There came occasional faint scraping sounds from above, as though someone on the balcony were observing him, but he displayed no interest in the sounds and did not look up. Shortly they ceased.

When the sunlight had moved from the inkwell to the edge of the blotter a man entered through a small door in the far wall. The door was instantly closed behind him. "Sdravsoitye, Gospodine Moriarty, " he said, taking his place behind the great desk. "Kak vye pojyevoitye?" He was a slender man who looked quite young, but his face was lined with his years and what he had seen and what he had done. He wore a thin mustache which looked alien to his face, as though he had put it on for the occasion.

"Nye panyemi Po-Russkie?" the man said. "You do not speak Russian? I am sorry. My name is Zyverbine. I am in charge of the Foreign Branch of the Okhrannoye Otdelenie, the Imperial Department of State Protection. You come to us highly recommended. Would you tell me something about yourself?"

"No," Moriarty said.

There was a long pause. "No?" Zyverbine repeated.

"You already know everything you need to know about me."

Zyverbine suppressed a smile. He touched a concealed stud on the desk and the top drawer slid open. He removed a folder from the drawer. "Moriarty," he said, reading from the folder, "James Clovis. Born in 1842 in Bradford-on-Avon, Wiltshire, of Thomas Moriarty, headmaster of the Bradford School, and his wife, née Anne DeFauve, a woman of French extraction. Has an older brother, James Francis, a booking agent for the Great Central Railway, and a younger brother, James Louis, a major in the Royal Gloucestershire Foote, a regiment which has the traditional privilege of remaining covered when in the Queen's presence.

"James Moriarty — James Clovis Moriarty, that is — enrolled at the University of Aberdeen at the age of fourteen, living with an uncle in that city."

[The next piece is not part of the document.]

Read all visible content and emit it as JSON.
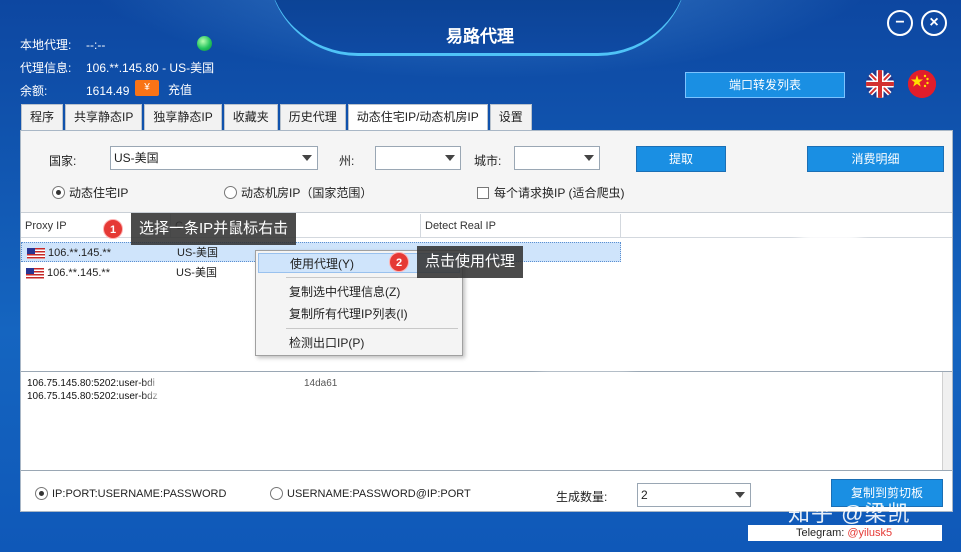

"Named?" Moriarty interrupted.

Zyverbine flipped the page and looked up, his pale blue eyes now expressionless. "Paul DeFauve," he said. "Your mother's brother. Teaches music and tunes pianos. Now living in Bath."

Moriarty laughed, which seemed to displease Zyverbine. "That is not accurate?" he demanded.

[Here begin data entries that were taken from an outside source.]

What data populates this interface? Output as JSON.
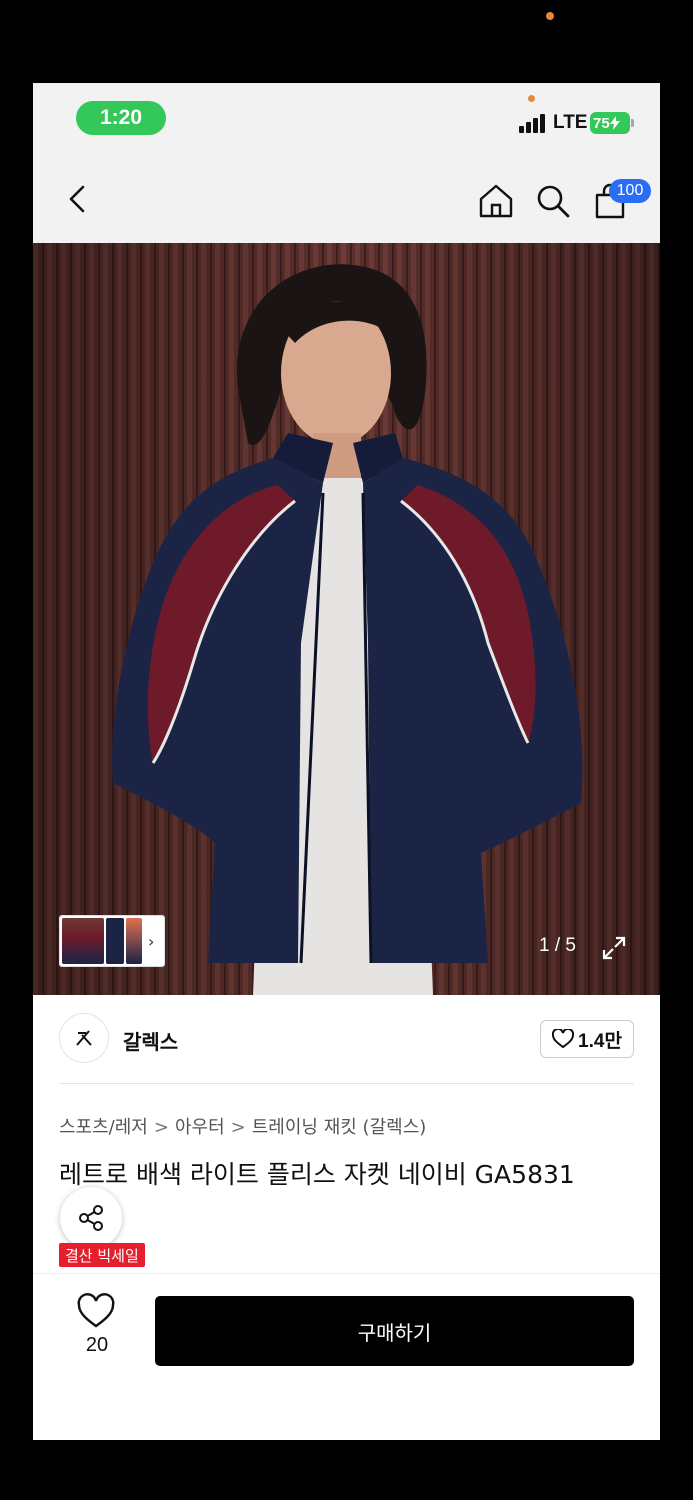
{
  "status_bar": {
    "time": "1:20",
    "network": "LTE",
    "battery": "75"
  },
  "nav": {
    "cart_badge": "100",
    "icons": [
      "back-icon",
      "home-icon",
      "search-icon",
      "cart-icon"
    ]
  },
  "gallery": {
    "page_counter": "1 / 5",
    "current_image": 1,
    "total_images": 5
  },
  "brand": {
    "name": "갈렉스",
    "likes": "1.4만"
  },
  "breadcrumb": [
    "스포츠/레저",
    "아우터",
    "트레이닝 재킷 (갈렉스)"
  ],
  "product": {
    "title": "레트로 배색 라이트 플리스 자켓 네이비 GA5831",
    "sale_badge": "결산 빅세일"
  },
  "bottom_bar": {
    "wish_count": "20",
    "buy_label": "구매하기"
  },
  "colors": {
    "status_green": "#34c759",
    "badge_blue": "#2a6df5",
    "sale_red": "#e5202e",
    "buy_button": "#000000"
  }
}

"Quite accurate," Moriarty admitted. "You have impressed me with your ability to cull the public record and make files. Now, could we get on with this?"

Zyverbine closed the file and replaced it in the drawer. "I am not altogether sure that you are the man for this job," he said.

Moriarty shrugged. "That is your affair. You paid my passage to come out here and listen. I came out here. I am prepared to listen. I am neither impressed with nor intimidated by your stage setting, but neither am I offended by it. I suppose it serves some purpose in dealing with the children that usually face you across this desk."

"Stage setting?" Zyverbine put his hands on the desk, the slender white fingers pressed into the polished wood. "What are you talking of?"

"This room," Moriarty said, waving his hand about. "The artful gloom. The vast empty space. Leaving me here alone. The noises overhead. The sawed-off legs of this chair to make me lower than you. It is all stage setting. Reading me the file to intimidate me with your wealth of sterile facts. I'm sorry, but I'm not impressed. If you have a job for me, tell me what it is, and let's get on with it."